Catherine répondit qu’elle en avait, et déposa sur la table une carte de son oncle.

« Ayez la complaisance de vous approcher un peu plus près avec votre chaise, que je vous regarde, dit Mme Wititterly : j’ai la vue si courte que je ne peux pas bien distinguer vos traits. »

Catherine fit ce qu’on lui demandait, non sans en éprouver quelque embarras, et Mme Wititterly examina sa figure à son aise d’un œil languissant ; l’examen dura au moins deux ou trois minutes.

« Votre extérieur me plaît, dit la dame en tirant une petite sonnette : Alphonse, priez votre maître de venir. »

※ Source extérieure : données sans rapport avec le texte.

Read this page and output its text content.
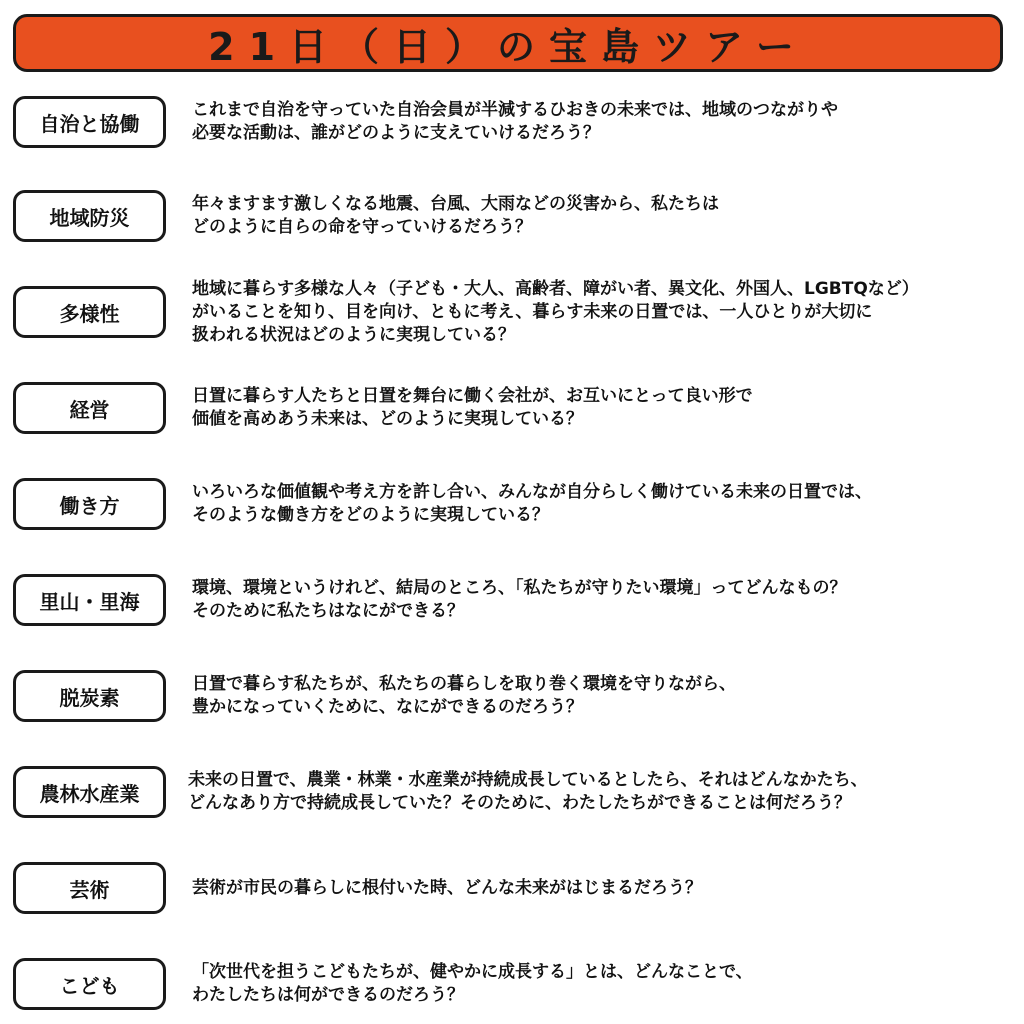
21日（日）の宝島ツアー
自治と協働
これまで自治を守っていた自治会員が半減するひおきの未来では、地域のつながりや
必要な活動は、誰がどのように支えていけるだろう？
地域防災
年々ますます激しくなる地震、台風、大雨などの災害から、私たちは
どのように自らの命を守っていけるだろう？
多様性
地域に暮らす多様な人々（子ども・大人、高齢者、障がい者、異文化、外国人、LGBTQなど）
がいることを知り、目を向け、ともに考え、暮らす未来の日置では、一人ひとりが大切に
扱われる状況はどのように実現している？
経営
日置に暮らす人たちと日置を舞台に働く会社が、お互いにとって良い形で
価値を高めあう未来は、どのように実現している？
働き方
いろいろな価値観や考え方を許し合い、みんなが自分らしく働けている未来の日置では、
そのような働き方をどのように実現している？
里山・里海
環境、環境というけれど、結局のところ、「私たちが守りたい環境」ってどんなもの？
そのために私たちはなにができる？
脱炭素
日置で暮らす私たちが、私たちの暮らしを取り巻く環境を守りながら、
豊かになっていくために、なにができるのだろう？
農林水産業
未来の日置で、農業・林業・水産業が持続成長しているとしたら、それはどんなかたち、
どんなあり方で持続成長していた？そのために、わたしたちができることは何だろう？
芸術	芸術が市民の暮らしに根付いた時、どんな未来がはじまるだろう？
こども
「次世代を担うこどもたちが、健やかに成長する」とは、どんなことで、
わたしたちは何ができるのだろう？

Le page disparut pour remplir sa mission, et, après un court intervalle, pendant lequel on ne dit pas un mot des deux côtés, la porte s’ouvrit pour laisser passer un gentleman imposant de trente-huit ans environ, d’un visage un peu commun, la tête peu garnie de cheveux, qui se tint penché quelque temps par derrière, sur le fauteuil de Mme Wititterly, échangeant avec elle quelques mots à voix basse.

« Oh ! dit-il en se retournant, certainement il s’agit ici d’une affaire très importante. Mme Wititterly est d’une constitution très irritable, très délicate, très fragile ; c’est une plante de serre chaude, une fleur exotique.

— Henri ! mon bon ! dit Mme Wititterly jouant l’embarras.

— Je dis la vérité, m’amour, vous le savez bien comme moi ; un souffle — et ici M. Wititterly fit comme s’il soufflait en l’air un fétu imaginaire, — un simple souffle, phu ! et vous voilà partie ! »

La dame soupira.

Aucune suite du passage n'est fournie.